Jean-Michel RUIZ est intervenu lors de cette séance sur la question du décochage scolaire. Il a aussi défendu 4 amendements, tous rejetés.

"DÉCROCHAGE SCOLAIRE : NOUS AVONS UNE DETTE ÉDUCATIVE À L'ÉGARD DES JEUNES EN SITUATION DE DÉCROCHAGE.
NOUS DEVONS L'HONORER"

Madame la Présidente, Madame la vice-présidente,

Le rapport que vous nous présentez aujourd’hui entend revenir sur le décrochage scolaire sans pour autant essayer d’analyser les causes qui sont à l’origine de ce phénomène. Ainsi, les questions sociales, sociologiques ou économiques ne sont pas abordées, alors qu’il est demandé tout au long du même rapport que rigueur et efficacité soient à l’œuvre dans les actions mises en place. Pourtant nous savons tous que dans ce domaine il y a une terrible injustice, puisque si le décrochage peut toucher toute sorte de jeunes, ceux qui, au final, quittent leur formation sans diplôme sont dans leur très grande majorité des jeunes issus des milieux populaires. Une étude récente montre que parmi les élèves qui sortent du système sans qualification, 48 % ont un père ouvrier alors que 5 % d’entre eux ont un père cadre. Ce qui crée la spécificité de la crise de l’école actuelle, c’est le maintien et le renforcement de ces logiques de reproduction sociales par l’école et la force des inégalités récurrentes.

Le poids de ces inégalités est de plus en plus palpable dans le quotidien de l’école dans ce qui apparaît comme une dégradation des conditions de scolarisation, d’accueil des élèves, de relations avec les familles, de conditions de travail des professionnels.
Vous remettez en cause, avec ce rapport, les grands principes qui avaient été établis précédemment lors de l’élaboration du plan régional d’action contre le décrochage scolaire voté en 2013 : il s’agissait d’un travail visant à fédérer l’ensemble des acteurs de la lutte contre le décrochage et de la prévention du décrochage qui avaient choisi de valoriser une approche moins classique de l’accès aux savoirs afin de faire revenir les élèves dans le giron scolaire.

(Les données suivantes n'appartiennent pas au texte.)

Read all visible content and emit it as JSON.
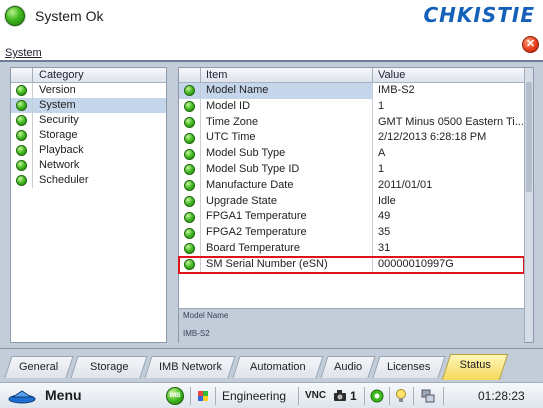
{
  "window": {
    "title": "System Ok",
    "brand": "CHKISTIE",
    "close_symbol": "✕"
  },
  "section": {
    "label": "System"
  },
  "categories": {
    "header": "Category",
    "items": [
      {
        "label": "Version",
        "selected": false
      },
      {
        "label": "System",
        "selected": true
      },
      {
        "label": "Security",
        "selected": false
      },
      {
        "label": "Storage",
        "selected": false
      },
      {
        "label": "Playback",
        "selected": false
      },
      {
        "label": "Network",
        "selected": false
      },
      {
        "label": "Scheduler",
        "selected": false
      }
    ]
  },
  "grid": {
    "columns": {
      "item": "Item",
      "value": "Value"
    },
    "rows": [
      {
        "item": "Model Name",
        "value": "IMB-S2"
      },
      {
        "item": "Model ID",
        "value": "1"
      },
      {
        "item": "Time Zone",
        "value": "GMT Minus 0500 Eastern Ti..."
      },
      {
        "item": "UTC Time",
        "value": "2/12/2013 6:28:18 PM"
      },
      {
        "item": "Model Sub Type",
        "value": "A"
      },
      {
        "item": "Model Sub Type ID",
        "value": "1"
      },
      {
        "item": "Manufacture Date",
        "value": "2011/01/01"
      },
      {
        "item": "Upgrade State",
        "value": "Idle"
      },
      {
        "item": "FPGA1 Temperature",
        "value": "49"
      },
      {
        "item": "FPGA2 Temperature",
        "value": "35"
      },
      {
        "item": "Board Temperature",
        "value": "31"
      },
      {
        "item": "SM Serial Number (eSN)",
        "value": "00000010997G"
      }
    ],
    "description": {
      "title": "Model Name",
      "value": "IMB-S2"
    }
  },
  "tabs": [
    {
      "label": "General",
      "active": false
    },
    {
      "label": "Storage",
      "active": false
    },
    {
      "label": "IMB Network",
      "active": false
    },
    {
      "label": "Automation",
      "active": false
    },
    {
      "label": "Audio",
      "active": false
    },
    {
      "label": "Licenses",
      "active": false
    },
    {
      "label": "Status",
      "active": true
    }
  ],
  "statusbar": {
    "menu_label": "Menu",
    "imb_badge": "IMB",
    "user": "Engineering",
    "vnc": "VNC",
    "count": "1",
    "clock": "01:28:23 PM"
  },
  "colors": {
    "brand": "#1560b8",
    "panel": "#c3cdd9",
    "highlight_box": "#e0121b",
    "active_tab": "#f4d95a",
    "status_ok": "#3fb81e"
  },
  "icons": [
    "status-ok-icon",
    "close-icon",
    "menu-icon",
    "imb-status-icon",
    "flag-icon",
    "camera-icon",
    "power-icon",
    "bulb-icon",
    "network-icon"
  ]
}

Pendant près de 18 mois, sous la houlette de la Vice-présidente Henriette Zoughebi, des assises régionales, des rencontres multiples avec l’ensemble des acteurs de monde de l’éducation de la formation, des études sur la réalité du décrochage en Ile de France avaient contribué à façonner une politique régionale sur la question spécifique du décrochage scolaire au plus près des besoins en s’équipant d’outils et de perspectives de qualité.

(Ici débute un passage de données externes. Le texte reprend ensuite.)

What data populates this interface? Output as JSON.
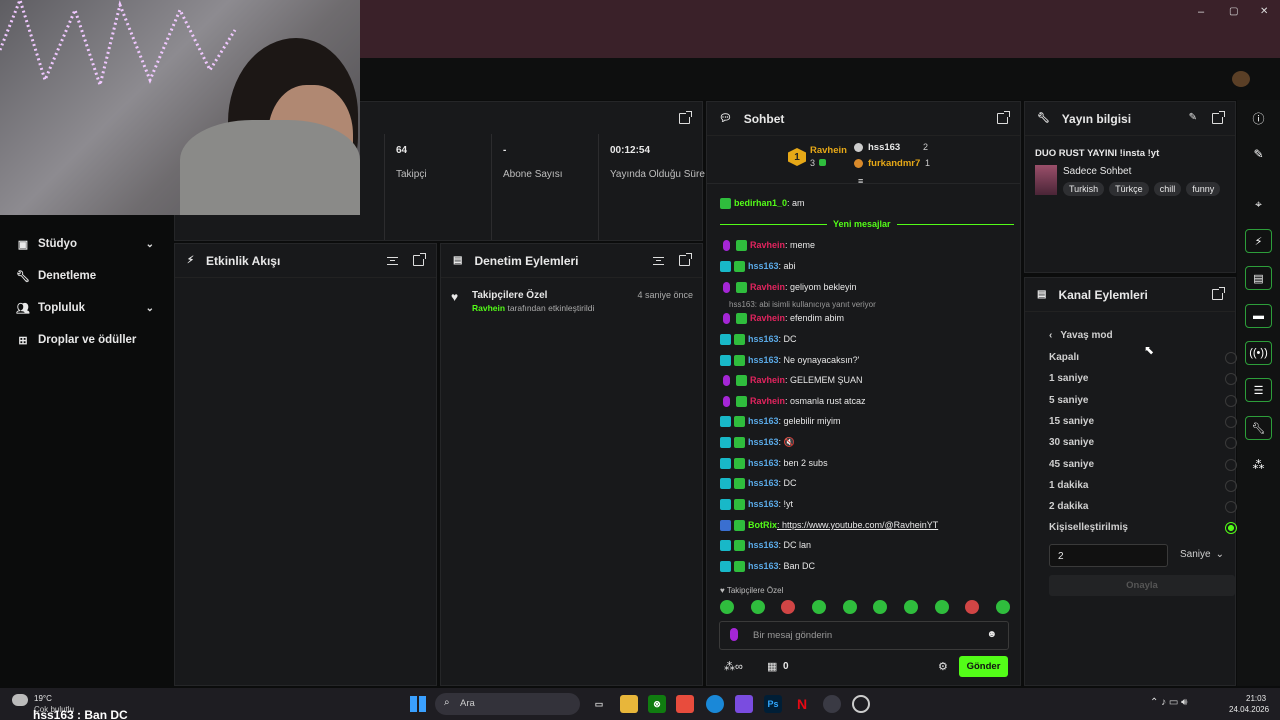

Nous considérons qu’il est indispensable de s’appuyer sur le remarquable travail fait auparavant qui avait su prendre en compte les analyses partagées de la réalité des besoins.

En effet, avant de supprimer les fondements de ce qui déterminait la politique régionale en matière de décrochage, il est nécessaire de s’appuyer sur les compétences de chacun. Car, nous devons tous en avoir conscience, derrière les chiffres préoccupants et qui ne diminuent pas dans le temps il y a une réalité humaine : des jeunes en souffrance, qui ne peuvent se projeter dans l’avenir et s’insérer durablement dans la société. Nous avons, comme le disait Henriette Zoughebi en présentant ce rapport : « une dette éducative à leur égard que la société doit aujourd’hui honorer »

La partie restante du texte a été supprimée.